Rosenmöller heeft geen spijt
Moeten politici die ooit communistische sympathieën koesterden, alsnog in het openbaar het boetekleed aantrekken? Het antwoord van EO-journalist Andries Knevel is niet moeilijk te raden. Drie kwartier lang probeert hij de ex-voorman van GroenLinks Paul Rosenmöller tot een spijtbetuiging te dwingen. Vergeefs.
Groot was in 1998 de opwinding in politiek Den Haag toen de media onthulden dat het kandidaat-kamerlid Hans van Baalen van de VVD als 16-jarige student wel eens lelijke dingen over buitenlanders had geschreven. De temperatuur liep zo hoog op, dat Van Baalen, die ontkende, zich genoodzaakt zag zijn kandidatuur in te trekken.
Naderhand kwam uit dat de brief die aan Van Baalen was toegeschreven, een vervalsing was. Van Baalen kon alsnog toetreden tot het parlement. Toch zal hij de smet die op hem is geworpen, nooit meer helemaal kunnen wegnemen. Wat in de herinnering blijft hangen, is dat er „iets” met hem was.
Hoe zou er gereageerd zijn als Van Baalen in zijn studententijd aanhanger van de massamoordenaars Stalin of Mao was geweest? Heel anders, zo blijkt. Politici als Relus ter Beek, Max van den Berg, Evelien Herfkens, Ad Melkert (allen PvdA) en Wijnand Duyvendak (GroenLinks) zijn nooit aan de schandpaal genageld, ook al sympathiseerden zij openlijk met communistische dictaturen en hun leiders.
Iemand die daar al verschillende keren de vinger bij gelegd heeft, is EO-presentator Andries Knevel. Hij vindt dat zulke politici zich de oren van het hoofd moeten schamen en ergert zich aan het meten met twee maten.
Toen ex-GroenLinks-leider Paul Rosenmöller vorig jaar zijn biografie ”Een mooie hondenbaan” met het nodige feestgedruis lanceerde, ging Knevel onmiddellijk op zoek naar diens bekentenissen over zijn periode als student en vakbondsleider. Want voor Rosenmöller geldt: Ook gij, Brutus. Hij liep weg met types als Mao en de al even moordzuchtige Cambodjaanse communist Pol Pot. Maar daarover schrijft hij wel zeer omfloerst, zo constateerde Knevel.
Dat was voor hem reden om Rosenmöller alsnog ter verantwoording te roepen. De ex-politicus, die tegenwoordig naam maakt als tv-presentator, bleek hiertoe bereid, zij het alleen voor de radio. In het programma De Ochtenden van aanstaande maandag zaagt Knevel Rosenmöller drie kwartier lang vakkundig door.

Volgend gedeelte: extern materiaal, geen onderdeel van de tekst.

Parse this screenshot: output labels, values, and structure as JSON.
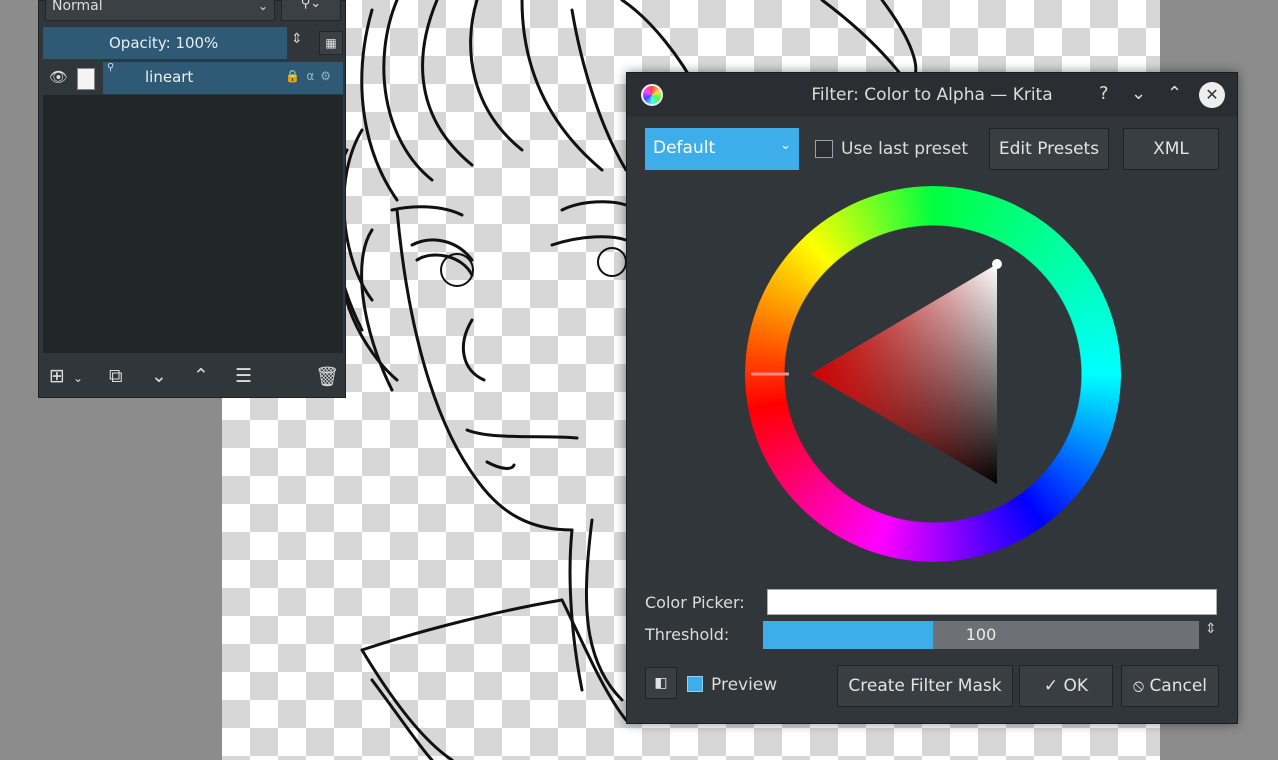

Rosenmöller trad op 20-jarige leeftijd toe tot de Groep Marxisten-Leninisten, een ultralinkse splinter bestaande uit communisten van een onversneden soort. De parlementaire democratie diende omvergeworpen te worden door mobilisering van de massa en dictatuur van het proletariaat. Een gewapende revolutie was het grote ideaal.
De groep flirtte met Mao en Stalin, wier portretten in het logo van het partijorgaan waren verwerkt. En dat in een periode waarin volop gepubliceerd werd over het bloedige verleden van deze staatslieden. Beiden hadden miljoenen slachtoffers op hun naam staan.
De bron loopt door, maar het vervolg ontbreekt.